If you bought a ticket book with admission there was a "complimentary" ticket to see Great Moments with Mr. Lincoln, which was an audio animatronic version of Abraham Lincoln giving speeches. People will tell you they have seen him walk around, although his feet won't move. (He does get out of his chair.)

You could get admission and 10-15 rides for a considerable savings. However, the A and B tickets would hardly get used.

As a teenager, I went with friends and paid $5 for general admission and another $5 for a ticket book that had five E tickets in it, which could be used for any attraction in the park, including Mr. Lincoln.

There were also company and church group nights on which the park closed about 6 pm and the private party began about 9 pm and they would close at 2 am. The nice thing about these was there was that the admission price included rides. And these parties would generally have very small crowds. It was not unusual to ride all your favorite rides within the allotted five hours. The all inclusive admission was between $8-12 depending on the size of the party (smaller parties cost more).
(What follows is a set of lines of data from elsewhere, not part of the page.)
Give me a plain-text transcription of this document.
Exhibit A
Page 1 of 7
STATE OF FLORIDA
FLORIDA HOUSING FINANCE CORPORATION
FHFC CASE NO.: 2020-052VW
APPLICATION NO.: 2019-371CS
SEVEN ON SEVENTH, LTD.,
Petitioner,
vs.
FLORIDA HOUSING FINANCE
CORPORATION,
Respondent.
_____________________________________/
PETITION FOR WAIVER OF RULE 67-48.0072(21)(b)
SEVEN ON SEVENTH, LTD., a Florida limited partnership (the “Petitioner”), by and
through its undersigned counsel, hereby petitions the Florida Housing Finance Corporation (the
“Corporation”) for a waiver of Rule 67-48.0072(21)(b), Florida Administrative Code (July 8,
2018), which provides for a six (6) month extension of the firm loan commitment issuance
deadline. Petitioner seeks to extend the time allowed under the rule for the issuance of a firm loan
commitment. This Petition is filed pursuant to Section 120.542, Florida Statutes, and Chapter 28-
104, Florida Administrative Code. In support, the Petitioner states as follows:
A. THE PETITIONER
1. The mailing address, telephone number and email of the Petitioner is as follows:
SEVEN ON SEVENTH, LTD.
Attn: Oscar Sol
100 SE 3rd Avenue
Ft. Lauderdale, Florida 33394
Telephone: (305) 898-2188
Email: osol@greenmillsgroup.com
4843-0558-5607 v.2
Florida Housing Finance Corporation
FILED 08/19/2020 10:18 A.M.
There was also the Magic Kingdom Club which presold admission-ticket books for about a 20% discount (membership also included a subscription to a fan magazine). Membership was usually given to educators, government employees, military personnel, and employees of companies that worked with Disney. My dad got his membership through his job with the Santa Fe Railway. Santa Fe sponsored the train and the monorail... Additionally, he would show his employee passenger rail pass and ride the train and monorail without using a ticket! Even after Amtrak took over Santa Fe's passenger services, his Amtrak pass (which haven't been given to home road employees in over 20 years) also worked on the train (but not the monorail) until the mid '70s, when Santa Fe's sponsorship ceased.